A dazzling recruitment drive

Any prolific ecosystem thrives on an equally good recruitment drive. This is what Cox wrote about how the universe of infostealers gets new people onboard, “With electronic rap music playing in the background, a man stretches his hands forward and leans back into a chair. The camera pans around their alleged apartment: huge floor-to-ceiling windows in a large dining room, wood-panelled floors, and a funky chandelier. In another shot, the man opens a laptop, types away, and then takes a sip of what looks like w****y. The implication: This could be you if we work together. This is one of a dizzying number of adverts on an underground forum called Lolz where ‘traffers’ (organised cybercrime workers responsible for redirecting victims’ traffic to malicious content operated by others) gather to look for new recruits.”

Mostly the “traffers” section-related recruitment happens to onboard “contractors,” who can help spread the malware or get traffic, with teams vying for attention in a crowded marketplace. Each tries to one-up the other with outrageous advertising and branding. They use names such as “Billionaire Boys Club,” “Baphomet,” and “Chemodan.” The adverts include animated GIFs of computer-generated luxury cars or private jets. Another for “Cryptoland Team” shows a knight in armour looking down at a skeleton in a hood writing on parchment paper.

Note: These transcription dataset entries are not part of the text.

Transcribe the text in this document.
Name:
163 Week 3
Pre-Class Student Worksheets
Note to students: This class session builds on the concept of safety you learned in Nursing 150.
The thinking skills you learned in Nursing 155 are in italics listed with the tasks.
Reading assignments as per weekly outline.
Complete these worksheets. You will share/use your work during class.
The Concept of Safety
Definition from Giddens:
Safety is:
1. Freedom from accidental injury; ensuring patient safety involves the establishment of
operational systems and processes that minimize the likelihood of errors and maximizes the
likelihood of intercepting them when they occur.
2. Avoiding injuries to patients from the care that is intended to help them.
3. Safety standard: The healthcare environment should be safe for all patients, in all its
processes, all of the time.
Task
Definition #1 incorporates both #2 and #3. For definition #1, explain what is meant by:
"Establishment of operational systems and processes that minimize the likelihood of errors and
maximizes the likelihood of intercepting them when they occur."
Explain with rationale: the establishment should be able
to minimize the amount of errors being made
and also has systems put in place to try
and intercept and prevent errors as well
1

“Each team’s ad lists the brand of infostealers its members use, what split of the profits a collaborator can expect, and whether they allow an associate to take any extra exfiltrated logs. And most explicitly say that anyone they work with is prohibited from targeting the Commonwealth of Independent States (СНГ), or former members of the Soviet Union, which includes Belarus, Ukraine, and Russia. Collaborators then leave reviews and screenshots proving they’ve made money working with the team,” Cox wrote.

Many of these teams accept new applications through their own Telegram bots. Some of them require applicants to have prior experience. For instance, 404 Media successfully navigated the application process for two trafficker teams by answering a few basic questions. Following that, the bots provided links to the manuals of the respective teams, which outline how to spread the malware.

One manual from Baphomet recommends bundling the stealer into cheating software for Roblox. It then describes how to set up a YouTube video advertising the cheat, and by extension helps propagate the malware.

Another advert from a traffic team claims to work with TikTok, Telegram, Instagram, Twitter, Facebook, YouTube, YouTube Shorts, email newsletters, bloggers, and influencers. Many of the team’s manuals reflect this and recommend distributing info stealers via other social media sites or point to GitHub as an effective trafficking method.

In October 2024, a global operation, supported by Eurojust (European Union Agency for Criminal Justice Cooperation), led to the takedown of servers of infostealers. The infostealers, RedLine and META, targeted millions of victims worldwide, making it one of the largest malware platforms globally. An international coalition of authorities from the Netherlands, the United States, Belgium, Portugal, the United Kingdom and Australia shut down three servers in the Netherlands, seized two domains, unsealed charges in the United States and took two people into custody in Belgium.

Will the news send any shockwave in the world of infostealing? Probably not, unless and until such coordinated global-level law enforcing operations become the new normal, in sync with the efforts of the tech giants to hire more researchers who constantly keep themselves updated with the evolving piracy techniques and come up with the perfect countermeasures.